Documentation and Annotation

#Documentation Principle

In the course of addressing individual research questions, researchers generate data through systematic investigations. These investigations involve a structured process aimed at exploring and examining specific questions or problems to uncover new insights or evidence. The Annotated Research Context (ARC) serves as both the documentation framework and the container that organizes the investigation, encompassing all collected data, metadata, and analyses. While the ARC covers the entire research cycle, this document focuses on annotating and structuring the preparation of experiments, the process of data collection, and its analysis.

To facilitate a shared understanding, a standardized nomenclature is introduced. The ARC adopts and extends the widely used ISA model, where ISA stands for Investigation, Study, and Assay. In addition to the ISA framework, the ARC includes Workflows and Runs.

A single ARC encapsulates one investigation. The metadata of an investigation includes a title and a description of its focus. The authors and contributors to the research may include colleagues, measurement facility experts, bioinformaticians, supervisors, and supporting technicians.

Crucially, the investigation also holds information about the objects or samples under study, which may be grouped into one or more studies. The study metadata describe the samples and observables, especially the processes leading to sample generation. One or more studies may be included in an investigation, depending on how the samples are intended to be processed or analyzed.

Documentation Principle

Samples, once created, typically undergo assays, which involve measurements or analyses of samples from one or multiple studies. The assay includes both the data generated and the metadata describing the process. If the samples require special treatment for a specific assay, the relevant metadata should be incorporated into the assay documentation.

Documentation Principle

When computational analysis is performed on a sample or on the data resulting from an assay, this process is referred to as a run.

Documentation Principle

A workflow, on the other hand, is the computational protocol detailing how the data is processed, simulated, or analyzed on a computer without actually executing the computation. Since workflows offer significant value for reuse in other datasets, they are documented separately from runs.

Documentation Principle

(The term “experiment” is avoided here to prevent confusion, as it can intuitively overlap with “investigation,” “study,” or “assay” depending on context.)

Documentation Principle

#Annotation Principle

The ARC annotation principle aims to document all processes—from the object of study, through measurements and analysis, to the final results—as data. Each step, whether it involves sampling, sample preparation, measurement, simulation, or analysis, is treated as a process that generates outputs. These outputs can take the form of result files or sample identifiers, which in turn serve as inputs for subsequent processes. This allows for the chaining and branching of different processes, effectively modeling real-world workflows in the lab and providing a clear, documented path leading to the final results.

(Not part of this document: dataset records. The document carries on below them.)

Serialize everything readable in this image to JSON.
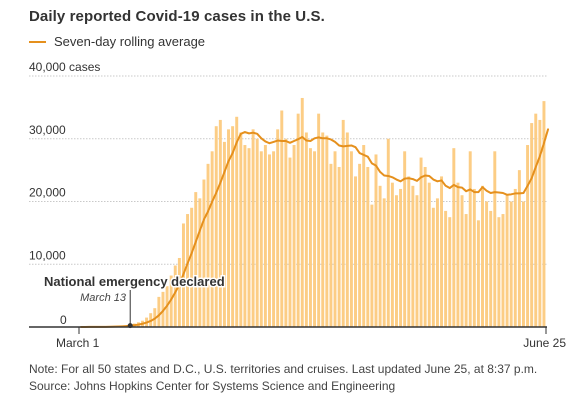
{
  "title": "Daily reported Covid-19 cases in the U.S.",
  "legend": {
    "label": "Seven-day rolling average",
    "color": "#e5901d"
  },
  "note": "Note: For all 50 states and D.C., U.S. territories and cruises. Last updated June 25, at 8:37 p.m.",
  "source": "Source: Johns Hopkins Center for Systems Science and Engineering",
  "colors": {
    "bar": "#fccd85",
    "line": "#e5901d",
    "grid": "#c9c9c9",
    "axis": "#333333"
  },
  "chart_data": {
    "type": "bar",
    "x_start_label": "March 1",
    "x_end_label": "June 25",
    "ylim": [
      0,
      40000
    ],
    "y_ticks": [
      {
        "value": 0,
        "label": "0"
      },
      {
        "value": 10000,
        "label": "10,000"
      },
      {
        "value": 20000,
        "label": "20,000"
      },
      {
        "value": 30000,
        "label": "30,000"
      },
      {
        "value": 40000,
        "label": "40,000 cases"
      }
    ],
    "grid": true,
    "annotation": {
      "label": "National emergency declared",
      "date_label": "March 13",
      "day_index": 12
    },
    "series": [
      {
        "kind": "bar",
        "values": [
          5,
          10,
          15,
          20,
          25,
          30,
          40,
          60,
          80,
          120,
          200,
          300,
          420,
          550,
          750,
          1000,
          1500,
          2200,
          3000,
          4800,
          5600,
          6500,
          8200,
          9800,
          11000,
          16500,
          18000,
          19000,
          21500,
          20500,
          23500,
          26000,
          28000,
          32000,
          33000,
          29500,
          31500,
          32000,
          33500,
          31000,
          29000,
          28500,
          31500,
          30000,
          28000,
          29000,
          27500,
          28000,
          31500,
          34500,
          30000,
          27000,
          29000,
          34000,
          36500,
          31000,
          28500,
          28000,
          34000,
          31000,
          30500,
          26000,
          28000,
          25500,
          33000,
          31000,
          28000,
          24000,
          26000,
          29000,
          25500,
          19500,
          27500,
          22500,
          20500,
          30000,
          23000,
          21000,
          22000,
          28000,
          24000,
          22500,
          21000,
          27000,
          25500,
          23000,
          19000,
          20500,
          24000,
          18500,
          17500,
          28500,
          23000,
          21000,
          18000,
          28000,
          22000,
          17000,
          22500,
          20000,
          18500,
          28000,
          17500,
          18000,
          21000,
          20000,
          22000,
          25000,
          20000,
          29000,
          32500,
          34000,
          33000,
          36000
        ]
      },
      {
        "kind": "line",
        "name": "Seven-day rolling average",
        "values": [
          5,
          8,
          11,
          15,
          18,
          22,
          28,
          38,
          52,
          74,
          105,
          149,
          214,
          290,
          383,
          521,
          706,
          960,
          1339,
          1862,
          2562,
          3389,
          4381,
          5527,
          6751,
          8433,
          10129,
          11764,
          13564,
          15371,
          17143,
          18429,
          19971,
          21386,
          22971,
          24693,
          26429,
          27714,
          29421,
          30786,
          31071,
          30857,
          30964,
          30786,
          30071,
          29571,
          29286,
          29500,
          29714,
          29643,
          29643,
          29357,
          29643,
          29929,
          30286,
          29714,
          29643,
          30071,
          30214,
          30071,
          30071,
          29886,
          29500,
          28929,
          28786,
          28857,
          28929,
          28657,
          27714,
          27429,
          27143,
          26071,
          25714,
          24714,
          24143,
          24071,
          23857,
          23500,
          23214,
          23643,
          23714,
          23571,
          23286,
          23857,
          24143,
          24071,
          23500,
          23214,
          23357,
          22500,
          22143,
          22643,
          22286,
          22214,
          21643,
          21929,
          21500,
          21500,
          22286,
          21714,
          21357,
          21500,
          21429,
          21357,
          21071,
          21143,
          21286,
          21286,
          21357,
          22500,
          23714,
          25500,
          27214,
          29286,
          31500
        ]
      }
    ]
  }
}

Each process is annotated with descriptive metadata in the form of key-value pairs, where the key defines the type of data, and the value may optionally include a unit. For example, the key might be “temperature” with a value of “37” and a unit of “°C.” To maintain consistency, avoid errors, and support FAIR data principles, keys should be selected from domain-specific terminologies or dictionaries, where each term or its ID can be referenced. If the value is not numerical, it is recommended to use a controlled term from such a dictionary.

In the ARC, metadata is organized in tables. The headers store the keys (tags), while the corresponding values are recorded in the cells below. Each row represents a complete path from input to output, detailing the processes or steps involved in producing a given output from its initial input.

Special header keys have specific meanings, such as sample name, protocol reference, and data.

Annotation Principle

#ISA Model Key Parametrization

Following the ISA model, parametrization keys are enclosed in square brackets. An additional column type is written before this key to specify what the content in the column is referring to. Common types include:

  • Parameter: Typically used for process-related metadata.
  • Component: Refers to an element used during the process.
  • Characteristic: Describes the properties or characteristics of the input to a given process.

The main column is followed up by additional columns providing contextual information about the ontology terms used.

#ISA Input/Output Typization

To annotate the entities that are transformed and created in the processes, Input and Output columns are used. The type of entity is enclosed in square brackets. Common types include:

  • Material: Physically existing entities.
  • Sample: Physically existing biological samples.
  • Data: Digital data stored in the ARC or online.

Different entities of data, stemming from distinct process setups or parallel measurements of distinct input samples, are often stored together in the same data file. In these cases, referencing the data file does not unambiguously represent the provenance graph. Therefore, following well established semantic web standards, Data Fragment Selectors can be appended to the file path to annotate specific fragments of these files.


These conventions ensure a structured and consistent approach to annotating complex experimental workflows, making the data more traceable and understandable.